Floris Malmaison was created in the 19th century, in an era when Malmaison Carnations had become all the rage within the elegant circles of society since their introductions from France in the early 1860s. Named after Joséphine de Beauharnais’ residence of La Malmaison, they soon intoxicated England. They were commonly displayed by the fashion-conscious as a buttonhole or corsage accessory whose heady spicy scent was but another mark of refinement and distinction. Oscar Wilde is famous for having had a fetish for the bloom, which he liked to dye each day anew in green. But he was far from being the only one enamored with it. Malmaison Carnation expert Jim Marshall writes that these flowers were “…the cult flower for the Edwardian Summer Season” as they bloomed from June to August. It was also traditional to compose bouquets of Malmaisons laced with Asparagus Fern and to put them in crystal vases. Peter Coates evocatively describes the flower as “…wonderfully opulent, with deeply fimbriated petals bursting from jade calyxes like bosoms of Edwardian beauties and as powerfully scented”......
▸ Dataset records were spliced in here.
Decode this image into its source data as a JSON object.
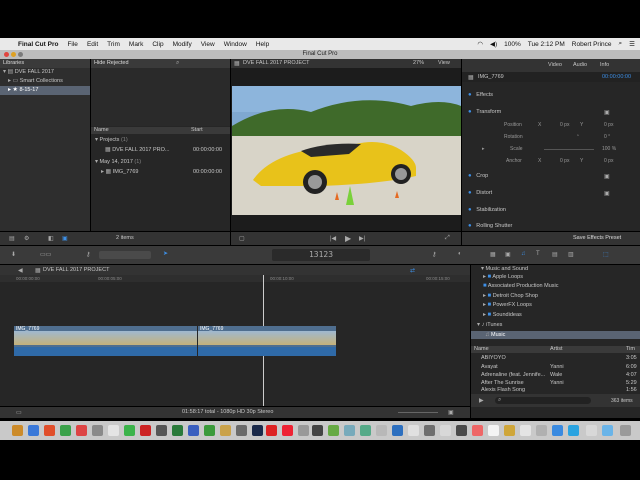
{
  "menubar": {
    "apple": "",
    "app": "Final Cut Pro",
    "items": [
      "File",
      "Edit",
      "Trim",
      "Mark",
      "Clip",
      "Modify",
      "View",
      "Window",
      "Help"
    ],
    "clock": "Tue 2:12 PM",
    "user": "Robert Prince",
    "battery": "100%"
  },
  "window": {
    "title": "Final Cut Pro"
  },
  "library": {
    "header": "Libraries",
    "items": [
      {
        "label": "DVE FALL 2017"
      },
      {
        "label": "Smart Collections"
      },
      {
        "label": "8-15-17"
      }
    ]
  },
  "browser": {
    "filter": "Hide Rejected",
    "col_name": "Name",
    "col_start": "Start",
    "rows": [
      {
        "name": "Projects",
        "count": "(1)",
        "start": ""
      },
      {
        "name": "DVE FALL 2017 PRO...",
        "count": "",
        "start": "00:00:00:00"
      },
      {
        "name": "May 14, 2017",
        "count": "(1)",
        "start": ""
      },
      {
        "name": "IMG_7769",
        "count": "",
        "start": "00:00:00:00"
      }
    ],
    "status": "2 items"
  },
  "viewer": {
    "project": "DVE FALL 2017 PROJECT",
    "zoom": "27%",
    "view": "View"
  },
  "inspector": {
    "tabs": [
      "Video",
      "Audio",
      "Info"
    ],
    "clip": "IMG_7769",
    "timecode": "00:00:00:00",
    "sections": [
      {
        "name": "Effects"
      },
      {
        "name": "Transform"
      },
      {
        "name": "Crop"
      },
      {
        "name": "Distort"
      },
      {
        "name": "Stabilization"
      },
      {
        "name": "Rolling Shutter"
      }
    ],
    "transform": {
      "position": "Position",
      "rotation": "Rotation",
      "scale": "Scale",
      "anchor": "Anchor",
      "x": "X",
      "y": "Y",
      "pos_x": "0 px",
      "pos_y": "0 px",
      "rot": "0 °",
      "scale_val": "100 %",
      "anc_x": "0 px",
      "anc_y": "0 px"
    },
    "save": "Save Effects Preset"
  },
  "toolbar": {
    "timecode": "13123"
  },
  "timeline": {
    "project": "DVE FALL 2017 PROJECT",
    "ruler": [
      "00:00:00:00",
      "00:00:05:00",
      "00:00:10:00",
      "00:00:15:00"
    ],
    "clip1": "IMG_7769",
    "clip2": "IMG_7769",
    "status": "01:58:17 total - 1080p HD 30p Stereo"
  },
  "media": {
    "header": "Music and Sound",
    "items": [
      {
        "label": "Apple Loops"
      },
      {
        "label": "Associated Production Music"
      },
      {
        "label": "Detroit Chop Shop"
      },
      {
        "label": "PowerFX Loops"
      },
      {
        "label": "Soundideas"
      },
      {
        "label": "iTunes"
      },
      {
        "label": "Music"
      }
    ],
    "col_name": "Name",
    "col_artist": "Artist",
    "col_time": "Tim",
    "songs": [
      {
        "name": "ABIYOYO",
        "artist": "",
        "time": "3:05"
      },
      {
        "name": "Avayat",
        "artist": "Yanni",
        "time": "6:09"
      },
      {
        "name": "Adrenaline (feat. Jennife...",
        "artist": "Wale",
        "time": "4:07"
      },
      {
        "name": "After The Sunrise",
        "artist": "Yanni",
        "time": "5:29"
      },
      {
        "name": "Alexis Flash Song",
        "artist": "",
        "time": "1:56"
      }
    ],
    "count": "363 items"
  }
}
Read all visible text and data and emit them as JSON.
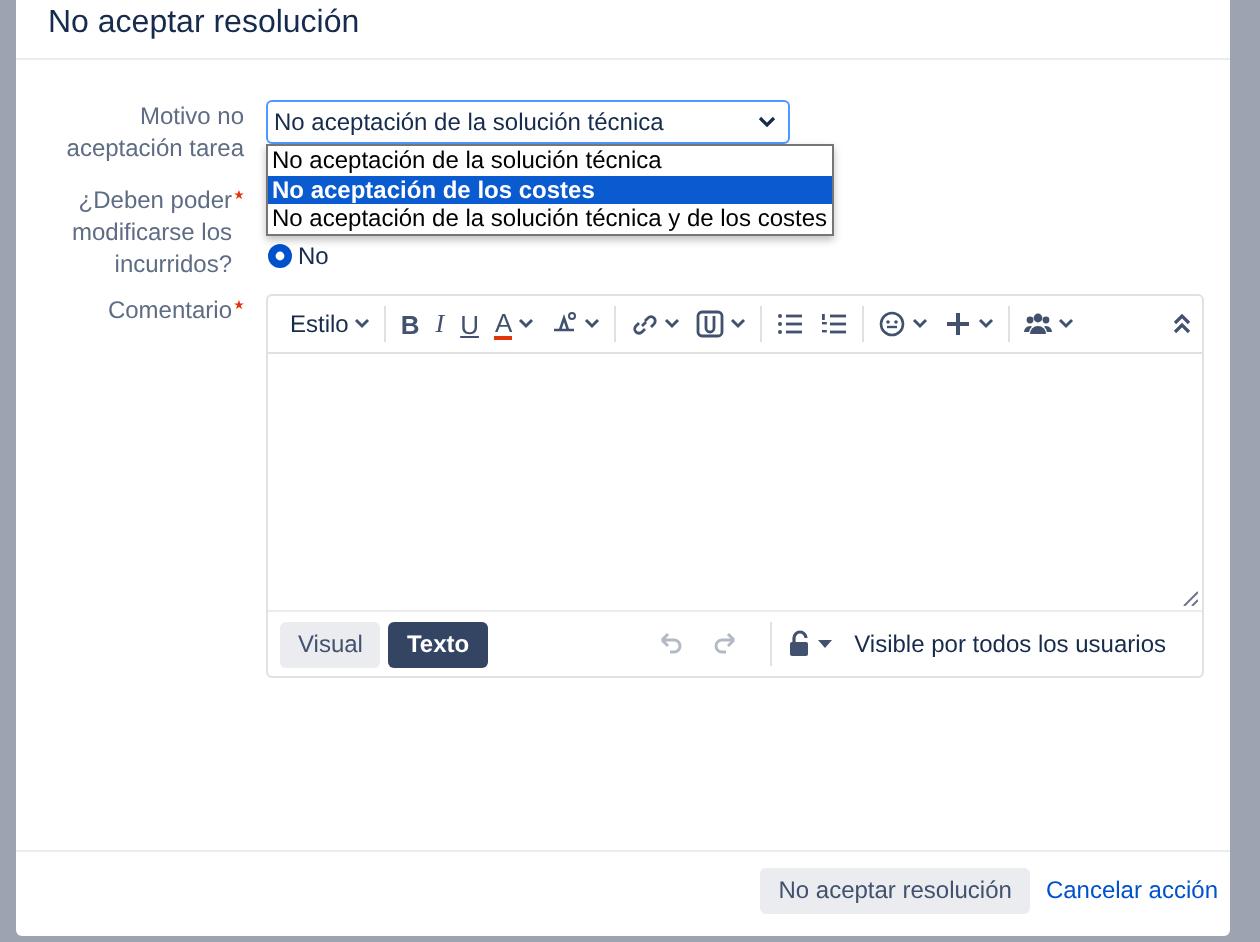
{
  "dialog": {
    "title": "No aceptar resolución",
    "fields": [
      {
        "kind": "select",
        "label": "Motivo no aceptación tarea",
        "required": false,
        "value": "No aceptación de la solución técnica",
        "expanded": true,
        "options": [
          {
            "label": "No aceptación de la solución técnica",
            "highlighted": false
          },
          {
            "label": "No aceptación de los costes",
            "highlighted": true
          },
          {
            "label": "No aceptación de la solución técnica y de los costes",
            "highlighted": false
          }
        ]
      },
      {
        "kind": "radio",
        "label": "¿Deben poder modificarse los incurridos?",
        "required": true,
        "options": [
          {
            "label": "No",
            "selected": true
          }
        ]
      },
      {
        "kind": "editor",
        "label": "Comentario",
        "required": true,
        "toolbar": [
          {
            "items": [
              {
                "kind": "style",
                "label": "Estilo",
                "menu": true
              }
            ]
          },
          {
            "items": [
              {
                "kind": "bold",
                "label": "B",
                "menu": false
              },
              {
                "kind": "italic",
                "label": "I",
                "menu": false
              },
              {
                "kind": "underline",
                "label": "U",
                "menu": false
              },
              {
                "kind": "color",
                "label": "A",
                "menu": true
              },
              {
                "kind": "format",
                "menu": true
              }
            ]
          },
          {
            "items": [
              {
                "kind": "link",
                "menu": true
              },
              {
                "kind": "attachment",
                "menu": true
              }
            ]
          },
          {
            "items": [
              {
                "kind": "bullets",
                "menu": false
              },
              {
                "kind": "numbers",
                "menu": false
              }
            ]
          },
          {
            "items": [
              {
                "kind": "emoji",
                "menu": true
              },
              {
                "kind": "plus",
                "menu": true
              }
            ]
          },
          {
            "items": [
              {
                "kind": "people",
                "menu": true
              }
            ]
          }
        ],
        "modes": [
          {
            "label": "Visual",
            "selected": false
          },
          {
            "label": "Texto",
            "selected": true
          }
        ],
        "history": [
          {
            "kind": "undo",
            "disabled": true
          },
          {
            "kind": "redo",
            "disabled": true
          }
        ],
        "visibility": "Visible por todos los usuarios"
      }
    ],
    "footer": [
      {
        "kind": "button",
        "label": "No aceptar resolución"
      },
      {
        "kind": "link",
        "label": "Cancelar acción"
      }
    ]
  }
}
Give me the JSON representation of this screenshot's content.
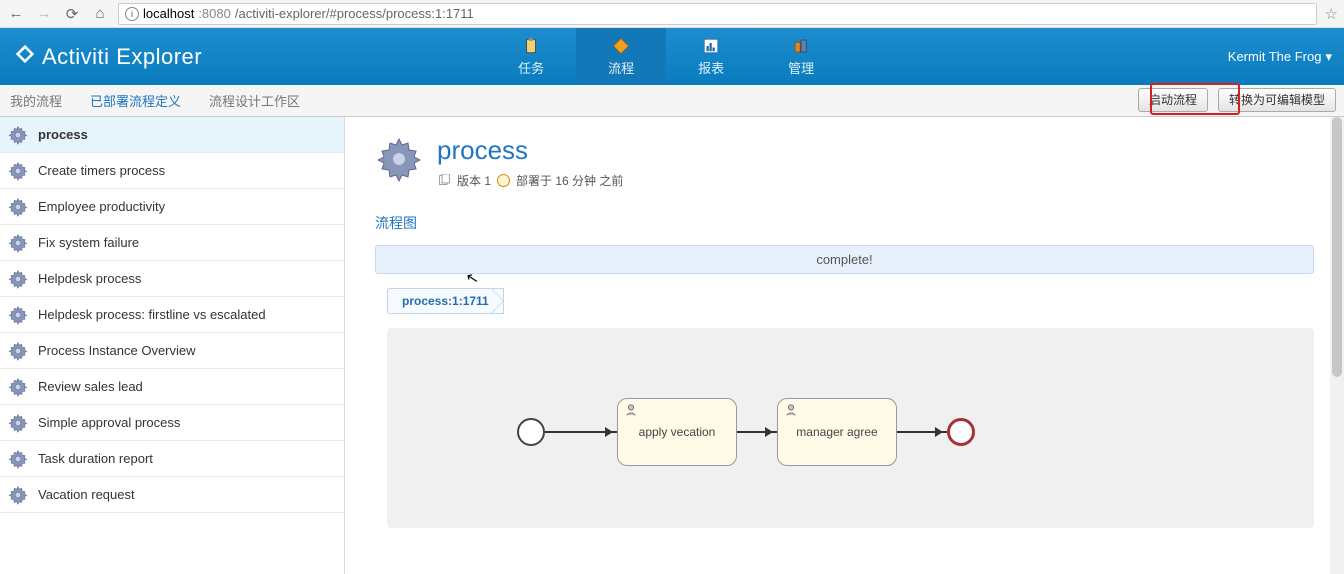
{
  "browser": {
    "host": "localhost",
    "port": ":8080",
    "path": "/activiti-explorer/#process/process:1:1711"
  },
  "logo": {
    "brand": "Activiti",
    "sub": "Explorer"
  },
  "topnav": [
    {
      "label": "任务",
      "icon": "clipboard"
    },
    {
      "label": "流程",
      "icon": "diamond",
      "active": true
    },
    {
      "label": "报表",
      "icon": "chart"
    },
    {
      "label": "管理",
      "icon": "buildings"
    }
  ],
  "user": {
    "name": "Kermit The Frog"
  },
  "subnav": {
    "tabs": [
      "我的流程",
      "已部署流程定义",
      "流程设计工作区"
    ],
    "activeIndex": 1,
    "buttons": {
      "start": "启动流程",
      "convert": "转换为可编辑模型"
    }
  },
  "sidebar": [
    "process",
    "Create timers process",
    "Employee productivity",
    "Fix system failure",
    "Helpdesk process",
    "Helpdesk process: firstline vs escalated",
    "Process Instance Overview",
    "Review sales lead",
    "Simple approval process",
    "Task duration report",
    "Vacation request"
  ],
  "page": {
    "title": "process",
    "version_label": "版本 1",
    "deploy_label": "部署于 16 分钟 之前",
    "section": "流程图",
    "status": "complete!",
    "breadcrumb": "process:1:1711"
  },
  "bpmn": {
    "task1": "apply vecation",
    "task2": "manager agree"
  }
}
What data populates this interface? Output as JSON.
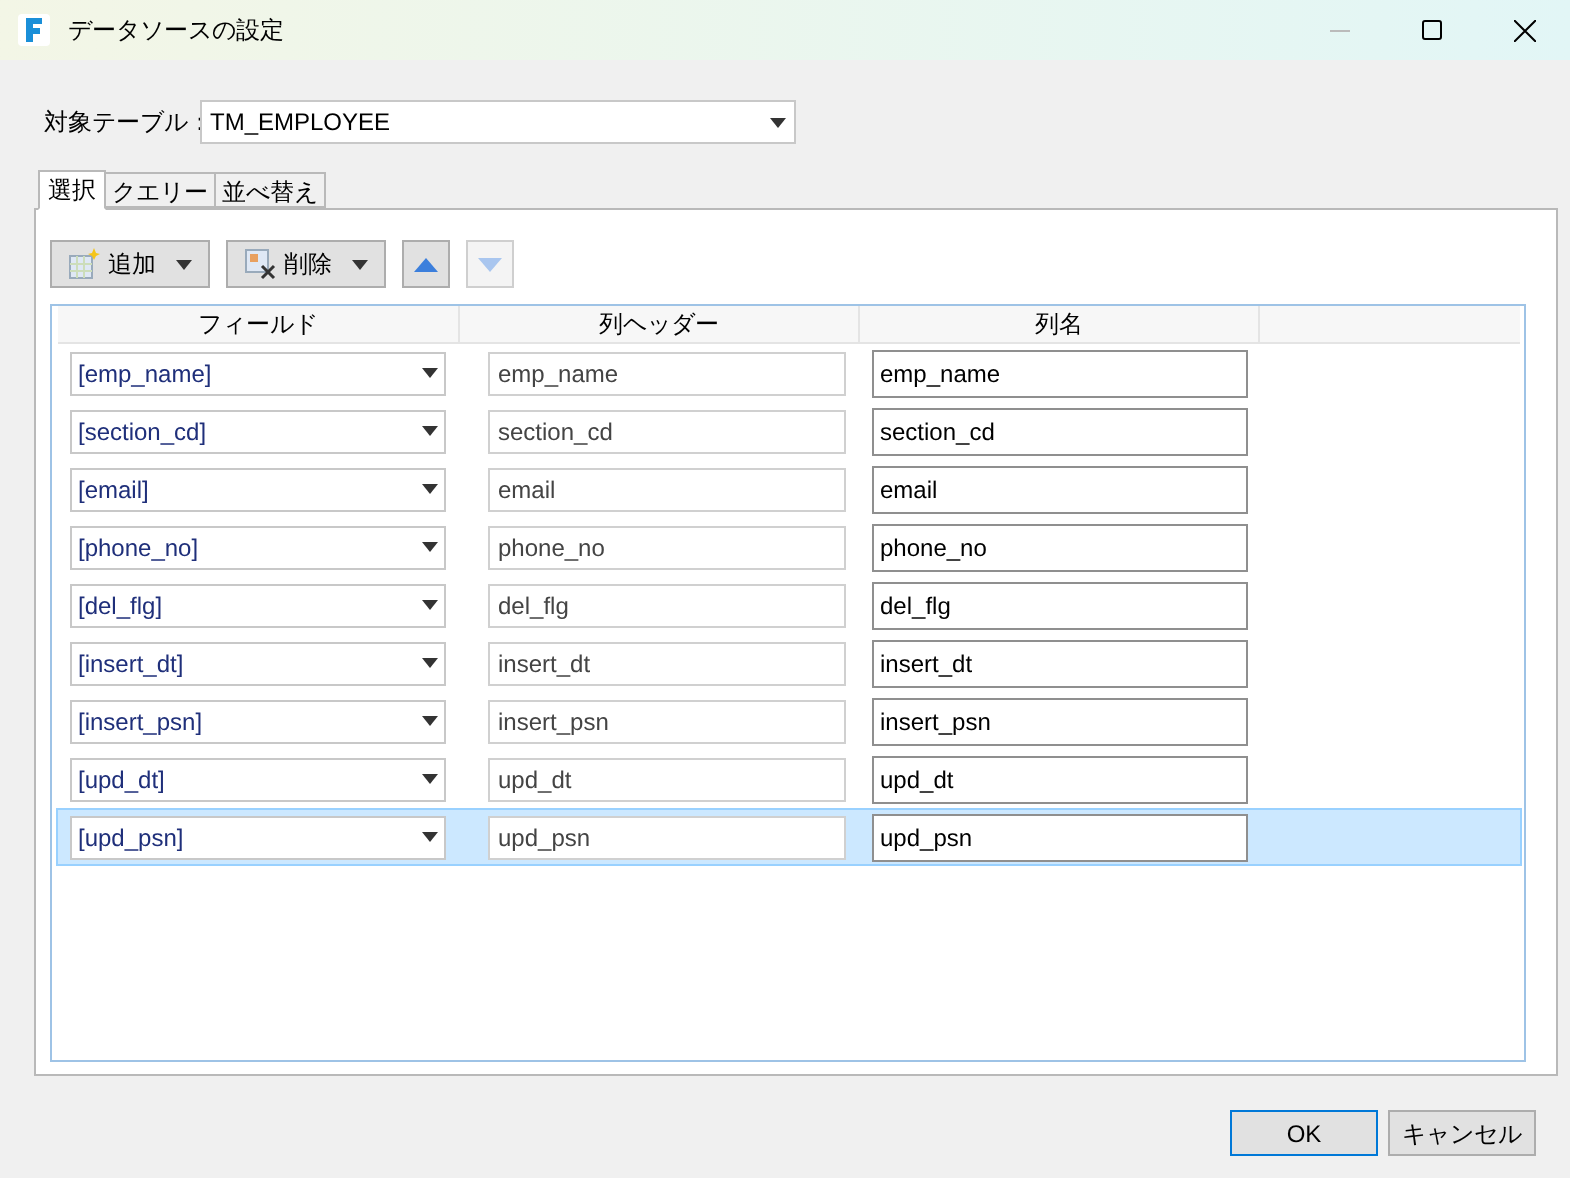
{
  "window": {
    "title": "データソースの設定",
    "minimize_disabled": true
  },
  "target_table": {
    "label": "対象テーブル：",
    "value": "TM_EMPLOYEE"
  },
  "tabs": [
    {
      "label": "選択",
      "selected": true
    },
    {
      "label": "クエリー",
      "selected": false
    },
    {
      "label": "並べ替え",
      "selected": false
    }
  ],
  "toolbar": {
    "add": "追加",
    "delete": "削除",
    "move_up_disabled": false,
    "move_down_disabled": true
  },
  "table": {
    "columns": [
      "フィールド",
      "列ヘッダー",
      "列名"
    ],
    "rows": [
      {
        "field": "[emp_name]",
        "header": "emp_name",
        "name": "emp_name",
        "selected": false
      },
      {
        "field": "[section_cd]",
        "header": "section_cd",
        "name": "section_cd",
        "selected": false
      },
      {
        "field": "[email]",
        "header": "email",
        "name": "email",
        "selected": false
      },
      {
        "field": "[phone_no]",
        "header": "phone_no",
        "name": "phone_no",
        "selected": false
      },
      {
        "field": "[del_flg]",
        "header": "del_flg",
        "name": "del_flg",
        "selected": false
      },
      {
        "field": "[insert_dt]",
        "header": "insert_dt",
        "name": "insert_dt",
        "selected": false
      },
      {
        "field": "[insert_psn]",
        "header": "insert_psn",
        "name": "insert_psn",
        "selected": false
      },
      {
        "field": "[upd_dt]",
        "header": "upd_dt",
        "name": "upd_dt",
        "selected": false
      },
      {
        "field": "[upd_psn]",
        "header": "upd_psn",
        "name": "upd_psn",
        "selected": true
      }
    ]
  },
  "buttons": [
    "OK",
    "キャンセル"
  ]
}
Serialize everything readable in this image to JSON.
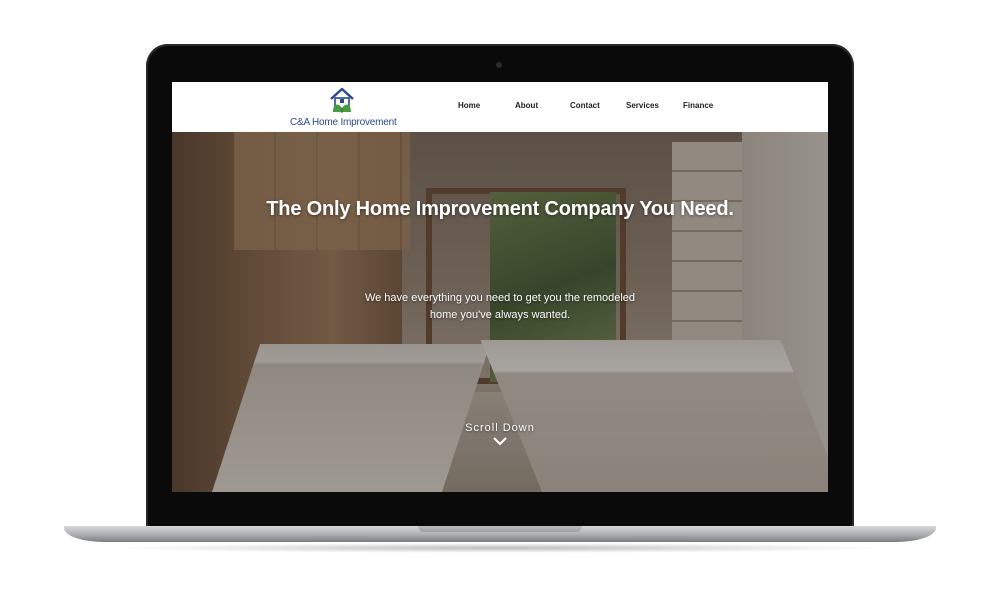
{
  "brand": {
    "name": "C&A Home Improvement",
    "logo_icon": "house-leaf-icon",
    "colors": {
      "text": "#2b4a8a",
      "leaf": "#4a9a3f",
      "roof": "#2b4a8a"
    }
  },
  "nav": {
    "items": [
      {
        "label": "Home"
      },
      {
        "label": "About"
      },
      {
        "label": "Contact"
      },
      {
        "label": "Services"
      },
      {
        "label": "Finance"
      }
    ]
  },
  "hero": {
    "headline": "The Only Home Improvement Company You Need.",
    "subtext_line1": "We have everything you need to get you the remodeled",
    "subtext_line2": "home you've always wanted.",
    "scroll_label": "Scroll Down",
    "scroll_icon": "chevron-down-icon",
    "background": "kitchen-photo"
  }
}
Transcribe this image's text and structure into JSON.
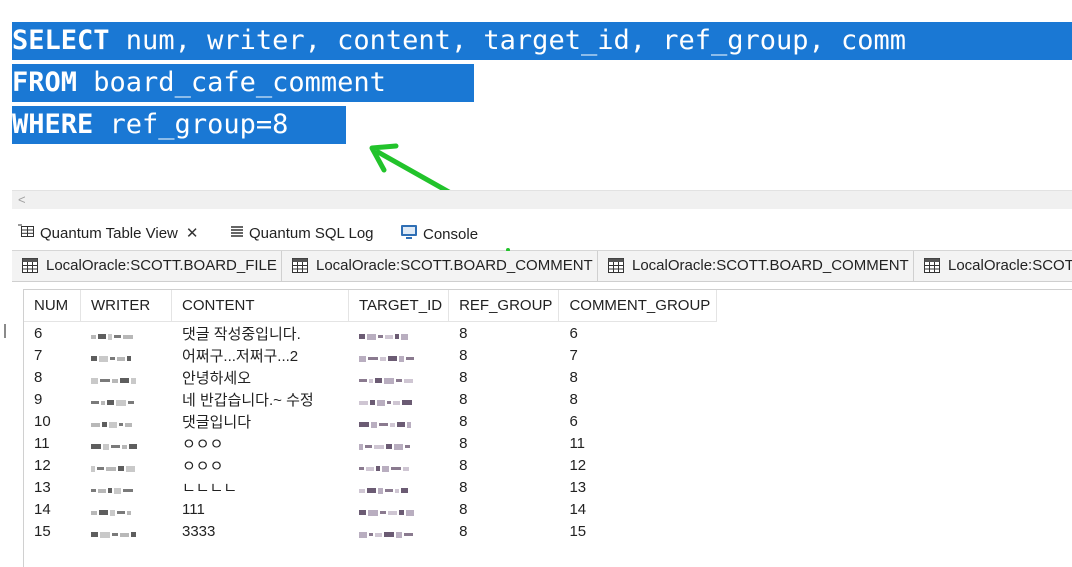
{
  "sql": {
    "line1": {
      "kw": "SELECT",
      "rest": " num, writer, content, target_id, ref_group, comm"
    },
    "line2": {
      "kw": "FROM",
      "rest": " board_cafe_comment"
    },
    "line3": {
      "kw": "WHERE",
      "rest": " ref_group=8"
    }
  },
  "scroll_left_glyph": "<",
  "view_tabs": [
    {
      "label": "Quantum Table View",
      "icon": "table-view-icon",
      "close": "✕"
    },
    {
      "label": "Quantum SQL Log",
      "icon": "sql-log-icon"
    },
    {
      "label": "Console",
      "icon": "console-icon"
    }
  ],
  "connection_tabs": [
    "LocalOracle:SCOTT.BOARD_FILE",
    "LocalOracle:SCOTT.BOARD_COMMENT",
    "LocalOracle:SCOTT.BOARD_COMMENT",
    "LocalOracle:SCOTT"
  ],
  "table": {
    "columns": [
      "NUM",
      "WRITER",
      "CONTENT",
      "TARGET_ID",
      "REF_GROUP",
      "COMMENT_GROUP"
    ],
    "rows": [
      {
        "num": "6",
        "content": "댓글 작성중입니다.",
        "ref_group": "8",
        "comment_group": "6"
      },
      {
        "num": "7",
        "content": "어쩌구...저쩌구...2",
        "ref_group": "8",
        "comment_group": "7"
      },
      {
        "num": "8",
        "content": "안녕하세오",
        "ref_group": "8",
        "comment_group": "8"
      },
      {
        "num": "9",
        "content": "네 반갑습니다.~ 수정",
        "ref_group": "8",
        "comment_group": "8"
      },
      {
        "num": "10",
        "content": "댓글입니다",
        "ref_group": "8",
        "comment_group": "6"
      },
      {
        "num": "11",
        "content": "ㅇㅇㅇ",
        "ref_group": "8",
        "comment_group": "11"
      },
      {
        "num": "12",
        "content": "ㅇㅇㅇ",
        "ref_group": "8",
        "comment_group": "12"
      },
      {
        "num": "13",
        "content": "ㄴㄴㄴㄴ",
        "ref_group": "8",
        "comment_group": "13"
      },
      {
        "num": "14",
        "content": "111",
        "ref_group": "8",
        "comment_group": "14"
      },
      {
        "num": "15",
        "content": "3333",
        "ref_group": "8",
        "comment_group": "15"
      }
    ]
  },
  "colors": {
    "selection": "#1a78d4",
    "arrow": "#22c32b"
  }
}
As the summer approaches, it is therefore fitting to attempt to recapture this fragile yet tenacious olfactory link with the past and, us too, indulge in one of the passions of the Edwardians. If common sense has it these days that fresh scents are the most appropriate versions of what ideal summer scents should be, it is also worthwhile to remember and experience summer as a time for the unfolding of natural olfactory opulence and the releasing of uplifting, stimulating spicy notes. To espouse the unique luxuriance of summer might therefore be a natural choice.
Malmaison eau de toilette by Floris of London, the oldest perfumery in the world founded in 1730, is a rich carnation scent that through the interplay of different layers of secondary notes imposes its main character nevertheless as being carnation throughout. The scent is therefore linear in that sense. But there is also the sense that it rests upon a more complex bouquet of flowers and woods, hence a rather rich feel, if not openly complex. Complexity has in this manner a supporting role rather than a main role.
The scent opens on an impression of spicy carnation that is powdery, softly sweet and woody with marked clove nuances bordering on the medicinal, but not quite.There are subtle almond-y undertones, reminiscent of heliotrope, on an aqueous and green background. The progression of the perfume is not dramatic although there are shifts in nuances as next, the powdery character fades into a creamier heart where the piquancy of sandalwood comes more to the fore. Fresher floral notes of narcissus and lily of the valley seem to escape inadvertently from the rich, warm concoction revealing in fact the restrained and balanced personality of the fragrance containing fresher notes in its core. The woody and powdery-musky dry-down is the surprise of the scent. With time, this stage becomes more and more distinctive. It is extremely seductive betraying a dark purple and dark red tonality, an overripe fruity-floral nuance, and a deep sensuality that one did not expect to encounter. For this reason, we would be tempted to classify Malmaison as one of those “closet-musk” scents that we find particularly attractive, as they reveal their deeper and very efficient erotic personalities only after some patient waiting. It mimics in this sense the dynamic of a well-regulated courtship. It makes one feel each time like waiting for that moment of rejoining with the loved one and introduces a structure of secrecy and anticipation in the perfume that is very alluring and sexy.
The perfume retails $85 for 100 ml and is available on the Floris website.